Again, thank you very much for taking your time to look at my problem.
On 12. aug 2005, at 21:34, Greg Guerin wrote:
Stian Lavik wrote:
Thanks very much. But this was not the problem. And I have used long
command lines before, withou getting this problem.
Please provide a complete example that demonstrates the problem,
along with
a precise description of how to cause the problem and exactly what
it looks
like.
Example that does work perfectly:
'echo asdjhasakvjnaerkufniunaiudnvai rfavuicans dofivja rpf
asdfpasodjf j fvasid fas dfasdofijasdofiasovcinsaodifnsaoidfv sd
vsdfvsodivjasodijfaosihjfasokdjhf\303\246PEORF\303\206POWeijfsavsdfs
dflajds\303246lkj\303\246p\302\250falsdijf alskdjf alksdj fasf asdf'
In this command, the line break works as expected, and resizing the
Terminal window also works as expected.
Example where trouble begins:
'java sadfljsdfaisjdfas fas dofiajsdoifjasodimosaidjfo asidjf asdf
asdfijasdofijasodfijasodifja sdf asdfoiasjdflkasjdf\303\270iasjerfoaf
sa doifjs odijf asldjf oasidjf oasidj asdfasdfasoiejf alkf aslkdjf
kdjf laskdj flksajdaslkdjf alskdjf'
In this case, as I type in the nonsense, after typing the full line,
my insertion point does start over on the last line when it is full,
in stead of jumping one line down as expected. However (important):
my java commands *executes* as expected (no arguments lost), so this
is only an annoying problem with display, it seems. And just to be
clear on this point: This is a problem *before* I hit the RETURN key,
before I actually ask Terminal to execute the command.
It is as if the Terminal does the right thing (insertion point jumps
to a new line), but it forgets to take it to new line when
displaying. This way, it sometimes gets hard to read what commands
and arguments I'm actually asking it to execute. I guess another way
to put this could be to say that if Terminal moved all display of
previous printed text upwards, there would be no problem. Somehow,
maybe Terminal *thinks* that the next available line in the display
is the same line it already is on. Sometimes it even jumps *up* a
line. (Sounds like it doesn't count the lines correctly for the
output to the window, or something.)
If I later resize the Terminal window, that helps nothing in this
latter case. It does stretch the text/change it in some way, but I
have not been able to find any particular pattern, it is very confusing.
A list of the Terminal window settings would also be helpful,
including your terminal emulation options (the TERM env-var).
Escape non-ASCII characters: On.
Option-click to position cursor: Off.
Paste newlines as carriage returns: On.
Strict VT-100 keypad behaviour: Off.
Reverse linewrap: On.
Audible bell: On.
Visual bell: Off.
Since you also have long command lines that don't show the problem, I
suggest providing an example of a long command line that DOESN'T
show the
problem, so we have a comparison.
See above
Your email program or the list-server might wrap long lines, so you're
going to have to visually indicate exactly where you actually hit the
RETURN key, and also where the incorrect line-overwriting occurs.
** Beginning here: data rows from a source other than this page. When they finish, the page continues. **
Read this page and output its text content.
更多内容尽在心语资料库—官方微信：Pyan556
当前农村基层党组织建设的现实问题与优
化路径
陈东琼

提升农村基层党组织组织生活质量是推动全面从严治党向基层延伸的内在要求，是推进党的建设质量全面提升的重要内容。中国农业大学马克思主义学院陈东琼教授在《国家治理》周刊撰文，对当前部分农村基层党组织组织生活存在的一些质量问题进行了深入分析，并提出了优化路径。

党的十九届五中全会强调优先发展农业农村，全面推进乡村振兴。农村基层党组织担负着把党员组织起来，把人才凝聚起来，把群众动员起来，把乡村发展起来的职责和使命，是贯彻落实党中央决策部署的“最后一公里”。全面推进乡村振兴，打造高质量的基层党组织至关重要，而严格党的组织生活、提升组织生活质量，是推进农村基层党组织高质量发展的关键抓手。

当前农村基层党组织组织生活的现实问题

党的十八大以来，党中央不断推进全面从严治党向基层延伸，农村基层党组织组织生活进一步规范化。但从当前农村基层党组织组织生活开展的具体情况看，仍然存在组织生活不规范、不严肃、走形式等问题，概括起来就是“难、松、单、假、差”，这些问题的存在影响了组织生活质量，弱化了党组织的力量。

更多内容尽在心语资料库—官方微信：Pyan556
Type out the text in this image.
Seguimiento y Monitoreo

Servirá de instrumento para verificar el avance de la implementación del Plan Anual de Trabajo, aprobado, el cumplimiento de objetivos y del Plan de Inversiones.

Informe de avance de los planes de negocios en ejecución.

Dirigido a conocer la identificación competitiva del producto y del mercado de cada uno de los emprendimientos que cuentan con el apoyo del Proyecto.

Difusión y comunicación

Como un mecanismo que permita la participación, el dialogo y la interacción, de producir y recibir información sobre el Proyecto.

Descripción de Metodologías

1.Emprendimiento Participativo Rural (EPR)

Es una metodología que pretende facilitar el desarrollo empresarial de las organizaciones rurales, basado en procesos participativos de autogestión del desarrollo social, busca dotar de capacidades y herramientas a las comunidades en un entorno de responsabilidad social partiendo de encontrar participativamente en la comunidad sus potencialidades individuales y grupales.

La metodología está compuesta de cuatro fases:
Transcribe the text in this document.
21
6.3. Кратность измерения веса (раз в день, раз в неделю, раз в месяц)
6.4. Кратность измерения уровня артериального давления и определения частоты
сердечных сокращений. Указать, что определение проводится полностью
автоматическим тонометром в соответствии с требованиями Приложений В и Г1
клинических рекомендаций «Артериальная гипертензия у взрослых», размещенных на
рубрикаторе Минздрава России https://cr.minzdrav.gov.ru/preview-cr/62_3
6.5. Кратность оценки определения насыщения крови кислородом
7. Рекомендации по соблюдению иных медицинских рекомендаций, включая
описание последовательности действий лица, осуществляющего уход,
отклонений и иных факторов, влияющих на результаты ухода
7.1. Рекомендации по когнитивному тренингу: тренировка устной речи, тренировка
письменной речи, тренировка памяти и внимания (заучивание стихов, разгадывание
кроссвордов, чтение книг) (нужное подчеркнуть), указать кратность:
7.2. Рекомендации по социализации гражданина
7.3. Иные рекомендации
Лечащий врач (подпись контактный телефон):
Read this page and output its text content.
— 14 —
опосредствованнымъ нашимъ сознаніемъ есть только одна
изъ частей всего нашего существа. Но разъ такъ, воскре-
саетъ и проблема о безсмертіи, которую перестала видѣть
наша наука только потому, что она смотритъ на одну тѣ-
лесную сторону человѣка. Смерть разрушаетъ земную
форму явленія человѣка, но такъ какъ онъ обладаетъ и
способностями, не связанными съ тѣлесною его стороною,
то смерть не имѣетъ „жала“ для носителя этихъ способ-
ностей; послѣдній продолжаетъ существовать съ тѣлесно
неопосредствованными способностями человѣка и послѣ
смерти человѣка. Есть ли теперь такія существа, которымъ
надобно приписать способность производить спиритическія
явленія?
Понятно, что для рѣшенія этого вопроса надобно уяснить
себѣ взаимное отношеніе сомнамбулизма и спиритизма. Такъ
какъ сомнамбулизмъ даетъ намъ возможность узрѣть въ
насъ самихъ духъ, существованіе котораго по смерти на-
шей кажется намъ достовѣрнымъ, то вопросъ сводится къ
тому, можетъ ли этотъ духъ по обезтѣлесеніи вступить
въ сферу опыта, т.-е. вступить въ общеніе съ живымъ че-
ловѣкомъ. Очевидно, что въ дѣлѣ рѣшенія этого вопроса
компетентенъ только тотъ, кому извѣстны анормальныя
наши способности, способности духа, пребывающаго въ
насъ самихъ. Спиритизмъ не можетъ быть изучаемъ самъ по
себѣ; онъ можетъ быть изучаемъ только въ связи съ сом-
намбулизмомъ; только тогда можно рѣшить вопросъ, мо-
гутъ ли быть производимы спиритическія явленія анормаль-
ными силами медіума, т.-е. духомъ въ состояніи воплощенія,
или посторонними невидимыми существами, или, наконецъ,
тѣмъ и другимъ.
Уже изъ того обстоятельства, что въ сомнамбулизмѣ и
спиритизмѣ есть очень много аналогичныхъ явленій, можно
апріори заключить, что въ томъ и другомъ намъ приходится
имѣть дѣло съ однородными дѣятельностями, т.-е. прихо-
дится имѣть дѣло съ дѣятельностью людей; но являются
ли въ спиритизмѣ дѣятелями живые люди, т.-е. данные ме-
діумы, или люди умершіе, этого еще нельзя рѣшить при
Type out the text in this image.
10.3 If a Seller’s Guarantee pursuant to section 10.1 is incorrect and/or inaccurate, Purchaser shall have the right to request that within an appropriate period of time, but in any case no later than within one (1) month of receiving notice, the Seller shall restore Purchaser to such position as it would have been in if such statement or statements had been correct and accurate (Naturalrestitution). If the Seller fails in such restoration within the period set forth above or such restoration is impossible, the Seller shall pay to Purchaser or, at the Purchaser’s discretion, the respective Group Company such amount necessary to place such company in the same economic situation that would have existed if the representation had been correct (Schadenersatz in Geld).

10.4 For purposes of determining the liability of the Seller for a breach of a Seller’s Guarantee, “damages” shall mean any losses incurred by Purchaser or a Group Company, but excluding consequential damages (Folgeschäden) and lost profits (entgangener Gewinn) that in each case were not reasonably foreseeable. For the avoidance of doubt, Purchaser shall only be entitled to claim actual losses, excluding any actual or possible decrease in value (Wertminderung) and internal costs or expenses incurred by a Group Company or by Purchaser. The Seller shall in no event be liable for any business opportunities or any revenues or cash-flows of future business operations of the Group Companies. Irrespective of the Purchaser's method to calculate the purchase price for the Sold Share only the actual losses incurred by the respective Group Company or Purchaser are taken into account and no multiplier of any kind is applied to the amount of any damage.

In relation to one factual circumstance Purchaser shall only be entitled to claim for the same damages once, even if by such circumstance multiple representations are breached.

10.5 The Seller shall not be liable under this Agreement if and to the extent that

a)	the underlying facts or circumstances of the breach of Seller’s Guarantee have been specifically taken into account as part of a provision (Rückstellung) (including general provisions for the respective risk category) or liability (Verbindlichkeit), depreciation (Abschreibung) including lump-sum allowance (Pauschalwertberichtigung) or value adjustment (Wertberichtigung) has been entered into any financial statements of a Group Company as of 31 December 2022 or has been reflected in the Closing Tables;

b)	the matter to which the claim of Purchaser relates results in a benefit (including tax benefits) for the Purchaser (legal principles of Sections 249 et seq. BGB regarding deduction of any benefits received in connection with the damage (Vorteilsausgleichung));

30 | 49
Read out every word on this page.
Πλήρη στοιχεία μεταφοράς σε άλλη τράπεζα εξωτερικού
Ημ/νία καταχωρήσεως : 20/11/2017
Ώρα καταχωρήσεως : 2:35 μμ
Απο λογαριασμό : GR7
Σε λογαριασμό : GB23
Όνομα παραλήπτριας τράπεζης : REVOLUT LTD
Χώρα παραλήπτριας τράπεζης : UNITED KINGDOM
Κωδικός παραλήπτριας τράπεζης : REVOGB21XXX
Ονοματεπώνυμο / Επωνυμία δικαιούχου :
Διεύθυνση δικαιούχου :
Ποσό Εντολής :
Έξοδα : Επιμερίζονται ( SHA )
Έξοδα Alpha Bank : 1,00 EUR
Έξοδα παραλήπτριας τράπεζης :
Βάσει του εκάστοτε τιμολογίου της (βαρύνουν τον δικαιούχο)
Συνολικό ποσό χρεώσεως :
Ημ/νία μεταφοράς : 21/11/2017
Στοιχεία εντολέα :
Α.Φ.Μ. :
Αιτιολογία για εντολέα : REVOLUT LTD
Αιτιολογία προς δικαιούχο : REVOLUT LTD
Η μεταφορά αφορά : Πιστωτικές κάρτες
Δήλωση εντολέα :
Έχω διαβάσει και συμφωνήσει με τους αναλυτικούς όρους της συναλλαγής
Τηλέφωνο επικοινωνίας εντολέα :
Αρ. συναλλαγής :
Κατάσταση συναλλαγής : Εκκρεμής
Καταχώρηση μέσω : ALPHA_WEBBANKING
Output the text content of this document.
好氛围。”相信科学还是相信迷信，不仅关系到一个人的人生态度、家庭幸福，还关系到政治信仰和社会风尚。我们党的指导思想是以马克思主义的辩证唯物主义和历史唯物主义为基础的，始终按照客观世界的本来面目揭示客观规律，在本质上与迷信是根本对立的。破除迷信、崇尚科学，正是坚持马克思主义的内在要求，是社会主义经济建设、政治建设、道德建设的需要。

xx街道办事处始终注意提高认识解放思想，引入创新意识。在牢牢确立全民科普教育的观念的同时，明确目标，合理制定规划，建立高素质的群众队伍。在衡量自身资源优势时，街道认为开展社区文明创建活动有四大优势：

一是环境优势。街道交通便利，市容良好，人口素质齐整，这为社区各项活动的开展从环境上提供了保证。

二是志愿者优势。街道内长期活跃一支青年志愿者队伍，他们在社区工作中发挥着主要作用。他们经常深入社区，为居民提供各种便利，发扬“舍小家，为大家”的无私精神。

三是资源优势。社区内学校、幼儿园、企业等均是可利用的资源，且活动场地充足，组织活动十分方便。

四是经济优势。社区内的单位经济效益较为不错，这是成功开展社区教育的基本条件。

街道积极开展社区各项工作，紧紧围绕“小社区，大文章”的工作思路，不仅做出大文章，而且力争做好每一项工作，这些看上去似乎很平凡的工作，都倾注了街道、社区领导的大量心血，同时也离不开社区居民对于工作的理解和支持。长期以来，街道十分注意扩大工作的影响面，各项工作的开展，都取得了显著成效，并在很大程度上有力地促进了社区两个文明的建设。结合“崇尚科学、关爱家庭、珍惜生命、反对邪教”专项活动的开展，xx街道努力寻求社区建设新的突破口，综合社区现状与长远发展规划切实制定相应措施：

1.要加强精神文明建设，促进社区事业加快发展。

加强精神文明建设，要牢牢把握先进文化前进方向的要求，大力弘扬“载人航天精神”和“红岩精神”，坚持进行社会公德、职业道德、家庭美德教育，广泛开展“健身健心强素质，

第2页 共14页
As for RETURN keys, I didn't hit it myself, and to where and when
Terminal decides to jump to a new line in its display when using java
as the first command is inconsistent, as far as I can see.
In short, please be specific and detailed.
One other thing to try is dragging your Terminal window wider, and
see if
it changes where the problem occurs. Resizing Terminal windows
changes the
shell-vars that indicate window size (COLUMNS and LINES), and sends
signals
to running apps that want to learn of the change.
See above.
After rereading your original description, along with your
followups, the
only thing I can think of is that some shell or environment
variable has
been incorrectly set to a CR (0x0D) when it should be a LF (0x0A). I
suggest checking your shell-startup config-files, opening them in
an editor
that can show all invisible chars.
When an isolated CR is emitted in a Terminal window, it moves the
cursor to
the beginning of the line. I'm assuming that's what you mean by
"overwrite
the text already on the same line" in your original post, though I can
imagine other line-overwriting behavior that involves backspaces.
You can demonstrate the behavior of CR-only line-terminators by
editing a
text file with multiple lines in Xcode or Project Builder, then
changing
the file's format to have CR-only line-endings. Then 'cat' the
file in
Terminal. All the lines should overwrite on a single line.